Date/Time
Date(s) - 11 Feb 2013
5:15 PM - 6:30 PM
Location
Martin and Margy Meyerson Conference Room, 2nd floor Van Pelt Library
Category(ies) No Categories
Please join us this Monday, February 11, for the next back-to-normal meeting of the weekly Workshop in the History of Material Texts. We will convene, as usual, at 5:15pm in the Martin and Margy Meyerson Conference Room, which is located on the second floor of Van Pelt Library, diagonally across from the elevators.
This week, we welcome frequent seminar attendee *Daniel Cheely* (Penn History), whose talk is entitled “Catholic Bible Reading?: Penn’s Tridentine Vulgate (1605) and the Marginalia of Thomas Marwood.” Dan writes:
“The “authentic” Latin Vulgate of the Council of Trent was not promulgated and published until 1592. Only four years later, the Roman Index prohibited vernacular translations of it. Because this ban on vernacular reading was not lifted until 1757, scholars have turned to inquisitorial records to understand how early modern Catholics interacted with the Bible. Some of these sources are extraordinarily revealing (e.g., the processo of Menocchio, Carlo Ginzburg’s Friulian miller), but the conflict-rich setting in which they were produced tends to determine the types of conclusions that are drawn from them, privileging unidirectional resistance models of reading and occluding the multiple possibilities that were available to a variety of Catholic readers. In this session, we will be considering other sources – namely, used books.
“The earliest edition of the official Tridentine Vulgate that the Penn library holds is a 1605 quarto volume published in Antwerp. It was issued without printed marginal annotation of any kind – that is, it was something akin to a naked text, to the extent that the rhetorical concept was materially possible, because that was the only format that the presiding popes were willing to authorize. The preface conceded, however, that “it would not damn” those who added useful supplements like the prologues of Jerome, marginal variants, and concordances as long as they were added “minimally.”

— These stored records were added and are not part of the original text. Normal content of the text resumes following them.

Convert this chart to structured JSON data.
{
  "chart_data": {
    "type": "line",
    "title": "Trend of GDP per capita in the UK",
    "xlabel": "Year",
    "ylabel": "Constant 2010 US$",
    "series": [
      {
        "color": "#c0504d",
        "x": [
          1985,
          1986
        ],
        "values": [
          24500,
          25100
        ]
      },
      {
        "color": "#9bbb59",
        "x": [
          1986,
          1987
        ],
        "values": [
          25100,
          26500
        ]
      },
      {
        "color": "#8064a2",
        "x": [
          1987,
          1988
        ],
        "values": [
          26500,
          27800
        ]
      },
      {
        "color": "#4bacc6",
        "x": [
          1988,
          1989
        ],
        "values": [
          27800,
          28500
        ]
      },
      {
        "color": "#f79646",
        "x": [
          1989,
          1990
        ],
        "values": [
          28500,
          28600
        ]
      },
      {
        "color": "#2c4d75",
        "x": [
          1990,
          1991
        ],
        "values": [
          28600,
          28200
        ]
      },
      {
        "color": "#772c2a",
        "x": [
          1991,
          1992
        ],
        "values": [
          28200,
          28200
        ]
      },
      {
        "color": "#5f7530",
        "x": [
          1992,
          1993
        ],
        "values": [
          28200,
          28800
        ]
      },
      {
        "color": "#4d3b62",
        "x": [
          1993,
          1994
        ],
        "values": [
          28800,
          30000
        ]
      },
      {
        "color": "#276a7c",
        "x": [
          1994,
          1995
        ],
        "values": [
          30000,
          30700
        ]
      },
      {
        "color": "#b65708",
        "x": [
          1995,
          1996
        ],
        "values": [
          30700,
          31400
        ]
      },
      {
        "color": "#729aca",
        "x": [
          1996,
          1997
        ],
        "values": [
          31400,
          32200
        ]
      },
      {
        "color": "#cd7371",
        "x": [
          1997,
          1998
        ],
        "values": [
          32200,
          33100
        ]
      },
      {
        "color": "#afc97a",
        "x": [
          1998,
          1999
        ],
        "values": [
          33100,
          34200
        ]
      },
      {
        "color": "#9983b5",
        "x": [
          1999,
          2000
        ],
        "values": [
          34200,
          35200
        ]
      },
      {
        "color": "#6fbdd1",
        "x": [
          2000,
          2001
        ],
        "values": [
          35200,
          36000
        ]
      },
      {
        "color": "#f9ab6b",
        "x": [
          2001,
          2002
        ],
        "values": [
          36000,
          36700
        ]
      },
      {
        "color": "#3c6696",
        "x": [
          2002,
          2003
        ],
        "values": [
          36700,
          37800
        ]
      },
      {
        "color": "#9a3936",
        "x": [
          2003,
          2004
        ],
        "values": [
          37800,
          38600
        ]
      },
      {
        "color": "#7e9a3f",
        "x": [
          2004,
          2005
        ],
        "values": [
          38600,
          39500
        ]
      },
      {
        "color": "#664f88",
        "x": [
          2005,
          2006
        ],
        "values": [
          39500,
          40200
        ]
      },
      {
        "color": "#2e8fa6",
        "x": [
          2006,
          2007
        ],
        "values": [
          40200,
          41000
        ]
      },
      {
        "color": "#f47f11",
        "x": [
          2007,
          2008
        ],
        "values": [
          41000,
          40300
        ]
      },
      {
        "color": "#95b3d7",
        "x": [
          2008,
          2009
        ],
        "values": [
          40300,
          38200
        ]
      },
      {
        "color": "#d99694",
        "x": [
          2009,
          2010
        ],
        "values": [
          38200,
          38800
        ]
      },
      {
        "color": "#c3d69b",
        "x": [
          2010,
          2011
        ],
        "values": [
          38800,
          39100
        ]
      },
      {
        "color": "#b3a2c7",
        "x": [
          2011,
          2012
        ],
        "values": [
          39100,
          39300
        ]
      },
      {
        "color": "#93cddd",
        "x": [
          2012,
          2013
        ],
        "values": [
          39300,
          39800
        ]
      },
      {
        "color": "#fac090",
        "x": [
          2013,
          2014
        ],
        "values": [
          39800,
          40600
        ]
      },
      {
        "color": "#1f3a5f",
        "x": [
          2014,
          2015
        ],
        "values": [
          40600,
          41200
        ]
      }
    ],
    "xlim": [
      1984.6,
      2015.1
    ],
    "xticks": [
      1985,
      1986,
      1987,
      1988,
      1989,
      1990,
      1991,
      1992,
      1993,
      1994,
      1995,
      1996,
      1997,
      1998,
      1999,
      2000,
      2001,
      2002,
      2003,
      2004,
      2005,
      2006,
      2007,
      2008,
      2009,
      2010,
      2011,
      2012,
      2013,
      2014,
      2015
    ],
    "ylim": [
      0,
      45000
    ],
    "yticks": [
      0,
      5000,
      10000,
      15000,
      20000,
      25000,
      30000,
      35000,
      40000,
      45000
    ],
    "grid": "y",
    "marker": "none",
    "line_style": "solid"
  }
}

“The first marking reader who acquired the book – Thomas Marwood, a late seventeenth-century Catholic tutor for a Norfolk gentry family – annotated instead almost everything. He was meticulous, systematically linking verses to the commentary of the patristic, medieval, and contemporary theologians that he transcribed. His defiantly scholastic mode of annotation represents an alternative form of resistance, yet one constitutive of a particular kind of fervent Catholic identity.
“Comparing Marwood’s marginalia together with the marks and blank spaces left in the vernacular scripture-books of his compatriots, we will explore a broad sample of biblical reading traces. Among the problems that we will engage are how confessional reading patterns shape and are shaped by community boundaries, and how practices can precede books while also being determined by them. We hope to begin answering, ultimately, whether there were distinctive modes of Catholic Bible-reading and why that would matter.”
Daniel Cheely is a Ph.D. Candidate in the Penn History Department. His talk is derived from his dissertation, “The Book of Marwood: English Catholics and their Bibles in Early Modern Europe,” which was inspired by the book upstairs and many Monday evening seminars. Grants from the Huntington, Folger, and the Social Science Research Council have allowed him to compile a database of early modern Catholic Bibles in order to contextualize the book’s story and weigh its implications. A final chapter of that story is forthcoming in Church History.